To use GPU-aware MPI on Alps systems one must use Cray MPICH available through user environments. Most user environments provided by CSCS for GPU systems link to the required GTL libraries to use GPU-aware MPI. Use of GPU-aware MPI is always recommended for best communication performance on GPU systems.
In order to tell Cray MPICH to actually enable GPU-aware MPI support at runtime, the MPICH_GPU_SUPPORT_ENABLED=1
environment variable must be set, e.g. by exporting it in a SLURM batch script. On some CSCS systems this will be set by default for all users. Linking to the required libraries and enabling support for GPU-aware MPI has no impact on applications that do not use the feature.

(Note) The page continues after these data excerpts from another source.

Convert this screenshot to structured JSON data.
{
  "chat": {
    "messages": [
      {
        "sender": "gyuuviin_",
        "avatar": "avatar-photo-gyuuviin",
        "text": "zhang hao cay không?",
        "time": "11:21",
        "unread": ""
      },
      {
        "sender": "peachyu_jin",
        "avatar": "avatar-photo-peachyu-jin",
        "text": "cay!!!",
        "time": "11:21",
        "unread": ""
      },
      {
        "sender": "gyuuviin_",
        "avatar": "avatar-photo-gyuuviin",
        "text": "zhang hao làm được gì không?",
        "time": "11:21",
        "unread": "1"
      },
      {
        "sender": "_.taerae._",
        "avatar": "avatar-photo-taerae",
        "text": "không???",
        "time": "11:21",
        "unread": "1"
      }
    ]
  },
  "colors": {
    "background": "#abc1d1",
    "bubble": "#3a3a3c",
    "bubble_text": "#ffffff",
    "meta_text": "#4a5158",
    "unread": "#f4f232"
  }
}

If you attempt to communicate GPU buffers through MPI without setting MPICH_GPU_SUPPORT_ENABLED=1
, it will lead to segmentation faults, usually without any indication that it is the communication that fails.
If MPICH_GPU_SUPPORT_ENABLED
is set to 1
and your application does not link against one of the GTL libraries you will get a clear error during MPI initialization, similar to:
MPICH ERROR [Rank 0] [job id 410301.1] [Thu Feb 13 12:42:18 2025] [nid005414] - Abort(-1) (rank 0 in comm 0): MPIDI_CRAY_init: GPU_SUPPORT_ENABLED is requested, but GTL library is not linked (Other MPI error) aborting job: MPIDI_CRAY_init: GPU_SUPPORT_ENABLED is requested, but GTL library is not linked
If your application does not use GPU-aware MPI and you do not wish to link to the GTL library, either unset MPICH_GPU_SUPPORT_ENABLED
or explicitly set it to 0
in your launch scripts.
If you intended to use GPU-aware MPI, make sure you are using an up to date user environment with support for GPU-aware MPI. Most user environments with CUDA support will automatically link to the GTL library.
To check if your application is linked against the required GTL library, running ldd
on your executable should print something similar to:
$ ldd myexecutable | grep gtl libmpi_gtl_cuda.so => /user-environment/linux-sles15-neoverse_v2/gcc-13.2.0/cray-gtl-8.1.30-fptqzc5u6t4nals5mivl75nws2fb5vcq/lib/libmpi_gtl_cuda.so (0x0000ffff82aa0000)
The path may be different, but the libmpi_gtl_cuda.so
library should be printed when using CUDA. In ROCm environments the libmpi_gtl_hsa.so
should be linked.